Greta Gerwig (‘Barbie’) just set several Critics Choice Awards records and may soon achieve even more
In proving their love for “Barbie” by putting it in the running for 16 of their annual movie awards, the Critics Choice Association demonstrated continued admiration for filmmaker Greta Gerwig, whose three solo directorial efforts have all merited at least eight nominations from the group. Her newest bids for writing and helming the toy-based comedy make her the first individual in Critics Choice Awards history to concurrently compete in both capacities three times, and that’s merely one of the unprecedented distinctions she just achieved.
As a past Best Director and Best (Original, then Adapted) Screenplay contender for “Lady Bird” (2018) and “Little Women” (2020), Gerwig already stood as the only woman with two such sets of CCA nominations. After David O. Russell (“American Hustle,” 2014; “Silver Linings Playbook,” 2013), she was also the second person whose pair of double dips included one of each type of writing bid. Having scored her sole CCA victory for crafting the “Little Women” script, she now has a chance to blaze a trail as the first female writer feted twice by this group and the first general recipient of both their adapted and original screenplay prizes (the latter of which she would share with Noah Baumbach).

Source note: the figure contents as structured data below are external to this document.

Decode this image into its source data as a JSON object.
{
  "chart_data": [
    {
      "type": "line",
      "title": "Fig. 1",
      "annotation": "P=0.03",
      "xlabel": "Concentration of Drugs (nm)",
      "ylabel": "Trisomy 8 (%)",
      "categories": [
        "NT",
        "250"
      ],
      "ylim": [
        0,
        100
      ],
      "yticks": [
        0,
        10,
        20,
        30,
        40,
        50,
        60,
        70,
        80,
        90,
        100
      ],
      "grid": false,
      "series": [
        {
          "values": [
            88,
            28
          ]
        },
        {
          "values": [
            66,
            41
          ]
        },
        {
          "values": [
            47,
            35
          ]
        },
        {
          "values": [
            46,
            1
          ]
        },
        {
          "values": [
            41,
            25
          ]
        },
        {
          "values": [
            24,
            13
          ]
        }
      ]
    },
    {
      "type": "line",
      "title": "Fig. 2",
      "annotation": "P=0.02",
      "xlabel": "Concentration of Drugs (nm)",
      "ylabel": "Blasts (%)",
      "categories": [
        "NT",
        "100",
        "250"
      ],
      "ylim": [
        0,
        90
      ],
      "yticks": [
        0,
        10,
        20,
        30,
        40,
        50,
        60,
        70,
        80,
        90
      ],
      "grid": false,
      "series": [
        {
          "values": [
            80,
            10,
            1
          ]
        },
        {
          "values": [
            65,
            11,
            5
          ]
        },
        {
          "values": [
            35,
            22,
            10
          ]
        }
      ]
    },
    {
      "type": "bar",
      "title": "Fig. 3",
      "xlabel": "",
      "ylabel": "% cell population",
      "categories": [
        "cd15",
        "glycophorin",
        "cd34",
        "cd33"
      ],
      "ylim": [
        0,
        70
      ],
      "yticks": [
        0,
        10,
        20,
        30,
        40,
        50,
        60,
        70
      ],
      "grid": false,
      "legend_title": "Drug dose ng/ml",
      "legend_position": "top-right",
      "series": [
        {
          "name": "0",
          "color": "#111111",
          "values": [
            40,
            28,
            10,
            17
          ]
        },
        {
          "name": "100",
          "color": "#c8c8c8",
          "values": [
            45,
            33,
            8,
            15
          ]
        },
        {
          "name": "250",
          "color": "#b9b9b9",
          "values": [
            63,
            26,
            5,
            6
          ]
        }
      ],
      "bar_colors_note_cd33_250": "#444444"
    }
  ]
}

Gerwig’s “Lady Bird” notices – which followed lead and supporting acting ones for “Frances Ha” (2014) and “20th Century Women” (2016) – made her the second woman to earn CCA recognition as the writer and director of a single film. The first was Sofia Coppola (“Lost in Translation,” 2004), whose example has also been emulated by Emerald Fennell (“Promising Young Woman,” 2021), Chloé Zhao (“Nomadland,” 2021), Jane Campion (“The Power of the Dog,” 2022), and Sarah Polley (“Women Talking,” 2023). Gerwig would follow Zhao and Campion as the third woman honored in both areas simultaneously but would stand apart from them since they won for adapted screenplays.
Factoring in male filmmakers Anthony Minghella (“The English Patient,” 1997), Damien Chazelle (“La La Land,” 2016), and Daniel Kwan and Daniel Scheinert (“Everything Everywhere All at Once,” 2023), Gerwig would be the sixth concurrent writing and directing champion in CCA history. As of now, her new directing mention alone makes her that category’s first female three-time contender, breaking her previous tie with repeat nominee Kathryn Bigelow (“The Hurt Locker,” 2010; “Zero Dark Thirty,” 2013). Besides those also recognized for their writing, the women who have made single appearances here are Ava DuVernay (“Selma,” 2015), Angelina Jolie (“Unbroken,” 2015), Regina King (“One Night in Miami,” 2021), and Gina Prince-Bythewood (“The Woman King,” 2023).
This winter, Gerwig could quite feasibly join Bigelow (2010), Zhao, and Campion on the relatively short yet rapidly growing list of CCA-winning woman directors and (after starting it in 2020) continue the present four-year streak of there being at least one annual female writing champ. Others simultaneously in the hunt for Best Director and a screenplay award this year include Bradley Cooper (“Maestro”), Christopher Nolan (“Oppenheimer”), and Martin Scorsese (“Killers of the Flower Moon”).